As the weather conditions have been very good the last days, they have already been able to re-install the Brewer ozone spectrophotometer, which measures the total atmospheric column amount of ozone. This year’s ozone hole over Antarctica is one of the largest and total ozone amounts over Dronning Maud Land, the region where also Princess Elisabeth station is located, are still extremely low, between 150 and 200 Dobson units. As ozone protects us against the harmful UV radiation, lower total ozone values mean higher values of the UV index, which reached values up to 12 (!) during the last days. A value above 10 means that unprotected human skin will get sunburned within 10 minutes. At the station, the team members can follow the local UV index evolution in real-time and can thus protect their skin and eyes accordingly. The link to the near-real time UV index at Utsteinen can be found here (if there is no image, then the satellite link to the station is down at that moment). 

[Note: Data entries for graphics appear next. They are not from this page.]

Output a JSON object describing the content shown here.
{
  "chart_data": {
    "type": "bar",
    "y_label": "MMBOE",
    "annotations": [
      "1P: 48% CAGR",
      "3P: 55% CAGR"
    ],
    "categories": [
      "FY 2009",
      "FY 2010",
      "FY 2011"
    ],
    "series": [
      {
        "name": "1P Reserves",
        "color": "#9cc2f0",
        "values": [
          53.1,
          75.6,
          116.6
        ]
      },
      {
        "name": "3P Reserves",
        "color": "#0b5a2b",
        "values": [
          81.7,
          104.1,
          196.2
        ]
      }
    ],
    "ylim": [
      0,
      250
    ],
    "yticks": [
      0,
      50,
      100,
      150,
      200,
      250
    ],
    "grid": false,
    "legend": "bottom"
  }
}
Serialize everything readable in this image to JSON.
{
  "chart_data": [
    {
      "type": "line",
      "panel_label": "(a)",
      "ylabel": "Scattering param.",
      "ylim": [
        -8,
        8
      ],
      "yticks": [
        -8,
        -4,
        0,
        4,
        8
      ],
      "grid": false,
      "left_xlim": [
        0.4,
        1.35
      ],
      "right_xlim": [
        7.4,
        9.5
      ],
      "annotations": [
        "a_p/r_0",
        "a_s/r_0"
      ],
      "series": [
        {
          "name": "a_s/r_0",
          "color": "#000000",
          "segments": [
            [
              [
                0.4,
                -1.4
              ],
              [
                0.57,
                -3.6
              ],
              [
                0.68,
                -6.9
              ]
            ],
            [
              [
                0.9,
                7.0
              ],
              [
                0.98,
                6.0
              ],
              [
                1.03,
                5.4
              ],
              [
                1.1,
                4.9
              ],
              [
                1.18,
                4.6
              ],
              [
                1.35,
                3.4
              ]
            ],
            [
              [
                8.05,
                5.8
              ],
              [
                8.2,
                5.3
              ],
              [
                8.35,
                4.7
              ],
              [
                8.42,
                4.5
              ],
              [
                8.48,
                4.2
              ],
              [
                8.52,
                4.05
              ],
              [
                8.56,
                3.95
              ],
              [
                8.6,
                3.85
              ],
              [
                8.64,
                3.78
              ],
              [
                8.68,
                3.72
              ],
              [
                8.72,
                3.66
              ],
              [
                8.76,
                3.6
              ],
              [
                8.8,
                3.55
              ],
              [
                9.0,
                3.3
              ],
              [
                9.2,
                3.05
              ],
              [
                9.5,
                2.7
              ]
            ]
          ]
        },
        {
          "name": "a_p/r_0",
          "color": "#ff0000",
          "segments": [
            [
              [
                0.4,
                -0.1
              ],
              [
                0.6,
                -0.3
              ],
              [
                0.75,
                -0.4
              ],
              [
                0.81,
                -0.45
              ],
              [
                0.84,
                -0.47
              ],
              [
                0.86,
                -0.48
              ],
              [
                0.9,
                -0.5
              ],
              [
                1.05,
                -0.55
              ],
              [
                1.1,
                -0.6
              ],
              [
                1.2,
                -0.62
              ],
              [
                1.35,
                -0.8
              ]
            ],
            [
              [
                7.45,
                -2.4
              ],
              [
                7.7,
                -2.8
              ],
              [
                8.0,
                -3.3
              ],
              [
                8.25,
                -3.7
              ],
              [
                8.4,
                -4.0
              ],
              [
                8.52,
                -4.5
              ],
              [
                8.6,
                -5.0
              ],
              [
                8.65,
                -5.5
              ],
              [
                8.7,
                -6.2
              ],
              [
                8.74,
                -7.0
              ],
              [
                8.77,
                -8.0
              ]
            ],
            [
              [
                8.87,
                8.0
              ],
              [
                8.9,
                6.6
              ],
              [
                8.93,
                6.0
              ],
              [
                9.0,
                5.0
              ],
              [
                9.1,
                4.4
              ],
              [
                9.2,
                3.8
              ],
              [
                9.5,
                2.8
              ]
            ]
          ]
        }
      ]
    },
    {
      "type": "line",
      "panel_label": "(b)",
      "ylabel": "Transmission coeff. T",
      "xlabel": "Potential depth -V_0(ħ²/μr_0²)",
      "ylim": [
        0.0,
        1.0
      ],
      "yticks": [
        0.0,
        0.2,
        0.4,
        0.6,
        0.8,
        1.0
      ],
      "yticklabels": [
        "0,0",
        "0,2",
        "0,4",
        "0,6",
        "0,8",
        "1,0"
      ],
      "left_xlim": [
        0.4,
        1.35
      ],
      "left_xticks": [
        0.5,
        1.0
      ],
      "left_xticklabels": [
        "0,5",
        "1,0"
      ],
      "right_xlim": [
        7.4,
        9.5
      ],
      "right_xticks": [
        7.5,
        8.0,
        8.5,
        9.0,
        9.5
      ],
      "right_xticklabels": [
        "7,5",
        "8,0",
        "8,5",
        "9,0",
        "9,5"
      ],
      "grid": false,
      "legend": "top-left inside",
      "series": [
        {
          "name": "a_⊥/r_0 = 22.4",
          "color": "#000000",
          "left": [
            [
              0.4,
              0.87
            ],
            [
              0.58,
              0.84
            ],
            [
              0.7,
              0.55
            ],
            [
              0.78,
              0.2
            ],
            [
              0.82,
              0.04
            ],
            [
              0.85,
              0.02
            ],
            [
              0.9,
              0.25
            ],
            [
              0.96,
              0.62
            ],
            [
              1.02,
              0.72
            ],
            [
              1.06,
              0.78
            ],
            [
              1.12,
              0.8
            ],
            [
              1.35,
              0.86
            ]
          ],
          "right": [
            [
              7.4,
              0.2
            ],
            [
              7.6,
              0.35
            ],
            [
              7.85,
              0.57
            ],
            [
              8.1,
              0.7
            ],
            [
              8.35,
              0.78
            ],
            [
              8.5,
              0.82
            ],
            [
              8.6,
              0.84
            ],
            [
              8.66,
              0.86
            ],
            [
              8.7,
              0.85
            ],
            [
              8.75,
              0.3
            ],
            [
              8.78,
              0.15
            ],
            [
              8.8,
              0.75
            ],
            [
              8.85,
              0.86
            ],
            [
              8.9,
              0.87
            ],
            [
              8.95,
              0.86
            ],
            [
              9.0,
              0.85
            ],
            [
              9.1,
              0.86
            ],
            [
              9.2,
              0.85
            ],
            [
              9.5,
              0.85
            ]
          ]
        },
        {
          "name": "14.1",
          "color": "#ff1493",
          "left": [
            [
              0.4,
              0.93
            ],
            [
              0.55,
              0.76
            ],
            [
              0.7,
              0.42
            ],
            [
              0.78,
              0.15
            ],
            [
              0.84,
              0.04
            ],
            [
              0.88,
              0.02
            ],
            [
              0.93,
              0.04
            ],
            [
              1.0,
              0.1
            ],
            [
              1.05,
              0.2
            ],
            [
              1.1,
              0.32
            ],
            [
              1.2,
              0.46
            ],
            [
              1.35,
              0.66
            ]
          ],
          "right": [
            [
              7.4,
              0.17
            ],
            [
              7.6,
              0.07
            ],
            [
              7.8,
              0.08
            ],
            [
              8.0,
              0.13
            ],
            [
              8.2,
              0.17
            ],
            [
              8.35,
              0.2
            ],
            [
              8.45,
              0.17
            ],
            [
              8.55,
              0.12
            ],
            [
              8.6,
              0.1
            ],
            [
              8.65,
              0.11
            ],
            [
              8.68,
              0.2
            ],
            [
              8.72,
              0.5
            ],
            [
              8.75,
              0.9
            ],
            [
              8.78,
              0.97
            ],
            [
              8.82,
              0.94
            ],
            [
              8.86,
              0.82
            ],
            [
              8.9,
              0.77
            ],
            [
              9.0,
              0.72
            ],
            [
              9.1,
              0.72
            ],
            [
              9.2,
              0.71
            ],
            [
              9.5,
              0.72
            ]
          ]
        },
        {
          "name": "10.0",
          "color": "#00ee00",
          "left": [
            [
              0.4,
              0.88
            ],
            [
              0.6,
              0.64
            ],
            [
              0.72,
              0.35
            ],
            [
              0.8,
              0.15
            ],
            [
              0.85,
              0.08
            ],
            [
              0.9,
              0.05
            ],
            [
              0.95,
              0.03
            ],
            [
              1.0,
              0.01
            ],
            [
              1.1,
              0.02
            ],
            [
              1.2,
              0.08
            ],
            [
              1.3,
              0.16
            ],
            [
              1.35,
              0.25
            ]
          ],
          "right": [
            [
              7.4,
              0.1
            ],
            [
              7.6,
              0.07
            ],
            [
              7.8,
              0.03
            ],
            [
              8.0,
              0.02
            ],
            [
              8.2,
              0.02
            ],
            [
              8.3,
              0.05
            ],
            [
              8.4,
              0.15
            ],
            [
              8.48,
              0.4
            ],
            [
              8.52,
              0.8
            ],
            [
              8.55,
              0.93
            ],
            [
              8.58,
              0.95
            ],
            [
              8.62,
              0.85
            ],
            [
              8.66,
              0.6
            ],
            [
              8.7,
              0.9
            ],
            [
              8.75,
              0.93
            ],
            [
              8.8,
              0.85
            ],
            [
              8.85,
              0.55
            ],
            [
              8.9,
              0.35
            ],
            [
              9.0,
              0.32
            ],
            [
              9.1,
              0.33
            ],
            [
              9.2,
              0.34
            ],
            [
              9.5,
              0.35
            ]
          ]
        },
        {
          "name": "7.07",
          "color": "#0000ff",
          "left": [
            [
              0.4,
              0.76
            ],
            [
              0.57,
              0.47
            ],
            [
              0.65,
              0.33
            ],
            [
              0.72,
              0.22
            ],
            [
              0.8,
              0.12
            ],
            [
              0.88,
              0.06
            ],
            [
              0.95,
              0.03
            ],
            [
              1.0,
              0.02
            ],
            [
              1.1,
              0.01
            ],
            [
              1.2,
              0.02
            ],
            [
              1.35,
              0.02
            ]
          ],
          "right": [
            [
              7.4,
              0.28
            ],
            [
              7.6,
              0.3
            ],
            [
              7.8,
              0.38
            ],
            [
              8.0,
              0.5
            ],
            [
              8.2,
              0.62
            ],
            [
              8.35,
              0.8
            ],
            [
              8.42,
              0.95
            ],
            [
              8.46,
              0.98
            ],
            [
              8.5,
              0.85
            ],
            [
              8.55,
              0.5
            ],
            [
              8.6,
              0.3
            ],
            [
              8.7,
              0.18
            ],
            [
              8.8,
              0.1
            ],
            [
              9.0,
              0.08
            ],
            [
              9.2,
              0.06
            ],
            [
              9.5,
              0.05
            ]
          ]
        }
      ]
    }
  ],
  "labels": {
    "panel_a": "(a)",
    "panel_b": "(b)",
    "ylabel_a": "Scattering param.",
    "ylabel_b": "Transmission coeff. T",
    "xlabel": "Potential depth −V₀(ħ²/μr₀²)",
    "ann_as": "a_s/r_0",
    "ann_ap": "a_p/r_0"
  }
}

 The special cloud bringing very light snowfall and white frost to Utsteinen
 
But we are not only interested in atmospheric gases, also particles and particularly clouds interest us. A very special one occurred on Saturday, 28 November. In the evening, a close-to-the-ground stratus, resembling to fog, was advected from NE. During the time of its passage, visibility was significantly reduced, light snowfall was present and there was white frost formation. Such white frost formation we have never before experienced at the station, very special thus. The event lasted bit more than 3 hours, and afterwards the white frost sublimated rapidly. The next days, Quentin and Christian will do some necessary calibration and maintenance work of the scientific instrumentation and will welcome the boxes with the other instruments and equipment.